Palembang, IDN Times - Calon Presiden nomor urut 03, Ganjar Pranowo, mengapresiasi langkah Mahfud MD mundur dari Kabinet Indonesia Maju (KIM) sebagai Menteri Koordinator Politik Hukum dan Keamanan (Menkopolhukam). Menurut Ganjar hengkangnya Mahfud memerlukan suasana kebatinan yang siap, penuh etik, dan kepantasan.
"Itu butuh rasa, etika, dan kemauan. Kalau tidak, orang bisa meragukan karena bernaung di bawah regulasi," ungkap Ganjar di Palembang, Jumat (2/2/2024).
1. Konflik kepentingan dinilai berpengaruh

Ganjar menilai meski regulasi tak mengatur dan mempermasalahkan hal tersebut, hanya saja keterlibatan dalam pemerintahan akan menjadi pertanyaan masyarakat. Hal ini dinilai mempengaruhi suasana kebatinan masyarakat.
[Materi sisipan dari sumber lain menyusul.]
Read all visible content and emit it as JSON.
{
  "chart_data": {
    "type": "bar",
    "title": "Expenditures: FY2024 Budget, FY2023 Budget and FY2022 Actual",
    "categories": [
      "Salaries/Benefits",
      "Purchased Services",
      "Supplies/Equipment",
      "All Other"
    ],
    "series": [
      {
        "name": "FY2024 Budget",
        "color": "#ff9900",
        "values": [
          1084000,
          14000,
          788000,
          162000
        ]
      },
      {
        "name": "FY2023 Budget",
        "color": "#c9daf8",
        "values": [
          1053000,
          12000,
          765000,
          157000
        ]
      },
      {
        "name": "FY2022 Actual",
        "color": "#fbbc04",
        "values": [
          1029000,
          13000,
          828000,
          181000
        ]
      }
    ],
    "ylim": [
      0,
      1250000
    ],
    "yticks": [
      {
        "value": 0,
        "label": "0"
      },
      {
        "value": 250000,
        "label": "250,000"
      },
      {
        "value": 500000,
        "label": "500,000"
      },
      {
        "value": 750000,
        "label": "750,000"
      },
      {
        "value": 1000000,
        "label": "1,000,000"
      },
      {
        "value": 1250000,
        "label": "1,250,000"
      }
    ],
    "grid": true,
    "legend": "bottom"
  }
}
"Setidaknya kita menyampaikan pada publik mengenai conflict of interest yang tinggi. Maka saya sampaikan Pak Mahfud memiliki integritas untuk memberikan contoh yang baik. Saya respect dengan beliau," ungkap dia.
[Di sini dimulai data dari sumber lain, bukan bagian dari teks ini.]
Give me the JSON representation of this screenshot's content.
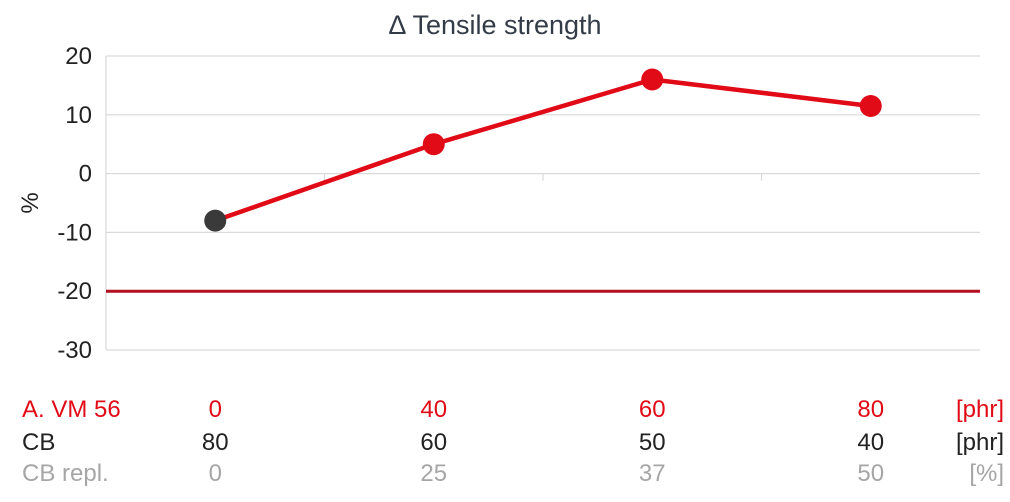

2. Keputusan keluar kabinet sudah dibicarakan

Ganjar menyebut keputusan wakilnya untuk mundur sudah dibahas sejak awal. Keputusan inltu akhirnya dipilih Mahfud MD.
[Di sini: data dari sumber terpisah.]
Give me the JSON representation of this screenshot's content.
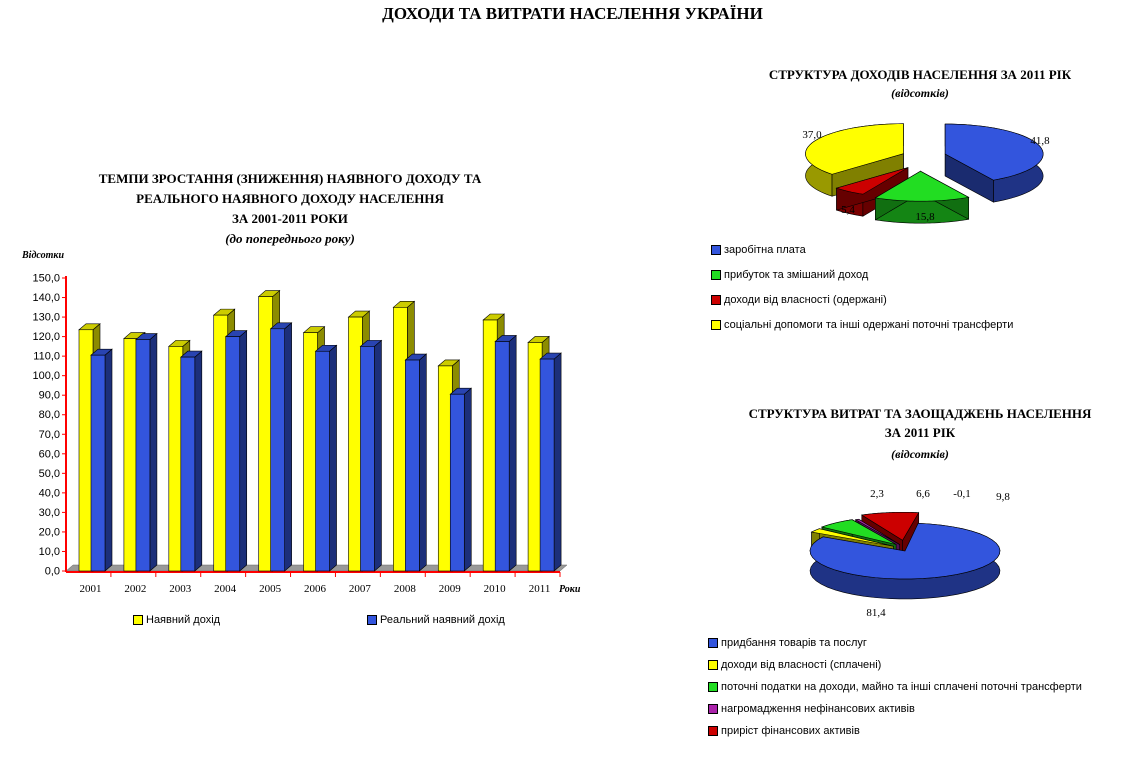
{
  "page": {
    "title": "ДОХОДИ ТА ВИТРАТИ НАСЕЛЕННЯ УКРАЇНИ"
  },
  "colors": {
    "yellow": "#ffff00",
    "blue": "#3355dd",
    "green": "#22dd22",
    "red": "#cc0000",
    "purple": "#aa22aa",
    "axis": "#ff0000"
  },
  "chart_data": [
    {
      "type": "bar",
      "title_lines": [
        "ТЕМПИ ЗРОСТАННЯ (ЗНИЖЕННЯ) НАЯВНОГО ДОХОДУ ТА",
        "РЕАЛЬНОГО НАЯВНОГО ДОХОДУ НАСЕЛЕННЯ",
        "ЗА 2001-2011 РОКИ"
      ],
      "subtitle": "(до попереднього року)",
      "ylabel": "Відсотки",
      "xlabel": "Роки",
      "ylim": [
        0,
        150
      ],
      "yticks": [
        "0,0",
        "10,0",
        "20,0",
        "30,0",
        "40,0",
        "50,0",
        "60,0",
        "70,0",
        "80,0",
        "90,0",
        "100,0",
        "110,0",
        "120,0",
        "130,0",
        "140,0",
        "150,0"
      ],
      "categories": [
        "2001",
        "2002",
        "2003",
        "2004",
        "2005",
        "2006",
        "2007",
        "2008",
        "2009",
        "2010",
        "2011"
      ],
      "series": [
        {
          "name": "Наявний дохід",
          "values": [
            123.5,
            119.0,
            115.0,
            131.0,
            140.5,
            122.0,
            130.0,
            135.0,
            105.0,
            128.5,
            117.0
          ]
        },
        {
          "name": "Реальний наявний дохід",
          "values": [
            110.5,
            118.5,
            109.5,
            120.0,
            124.0,
            112.5,
            115.0,
            108.0,
            90.5,
            117.5,
            108.5
          ]
        }
      ],
      "grid": false,
      "legend": "bottom"
    },
    {
      "type": "pie",
      "title": "СТРУКТУРА ДОХОДІВ НАСЕЛЕННЯ ЗА 2011 РІК",
      "subtitle": "(відсотків)",
      "slices": [
        {
          "label": "заробітна плата",
          "value": 41.8,
          "value_label": "41,8",
          "color": "#3355dd"
        },
        {
          "label": "прибуток та змішаний доход",
          "value": 15.8,
          "value_label": "15,8",
          "color": "#22dd22"
        },
        {
          "label": "доходи від власності (одержані)",
          "value": 5.4,
          "value_label": "5,4",
          "color": "#cc0000"
        },
        {
          "label": "соціальні допомоги та інші одержані поточні трансферти",
          "value": 37.0,
          "value_label": "37,0",
          "color": "#ffff00"
        }
      ],
      "legend": "bottom"
    },
    {
      "type": "pie",
      "title_lines": [
        "СТРУКТУРА ВИТРАТ ТА ЗАОЩАДЖЕНЬ НАСЕЛЕННЯ",
        "ЗА 2011 РІК"
      ],
      "subtitle": "(відсотків)",
      "slices": [
        {
          "label": "придбання товарів та послуг",
          "value": 81.4,
          "value_label": "81,4",
          "color": "#3355dd"
        },
        {
          "label": "доходи від власності (сплачені)",
          "value": 2.3,
          "value_label": "2,3",
          "color": "#ffff00"
        },
        {
          "label": "поточні податки на доходи, майно та інші сплачені поточні трансферти",
          "value": 6.6,
          "value_label": "6,6",
          "color": "#22dd22"
        },
        {
          "label": "нагромадження нефінансових активів",
          "value": -0.1,
          "value_label": "-0,1",
          "color": "#aa22aa"
        },
        {
          "label": "приріст фінансових активів",
          "value": 9.8,
          "value_label": "9,8",
          "color": "#cc0000"
        }
      ],
      "legend": "bottom"
    }
  ]
}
"Sudah kita bicarakan sejak awal, kan," jelas dia.
3. Keluarnya Mahfud tak pengaruhi gaya kampanye
Ganjar pun memastikan keluarnya Mahfud dari Kabinet KIM tak akan mengubah gaya kampanye yang sudah ada.
"Tidak akan mengubah gaya kampanye, ya biasa saja," tutup dia.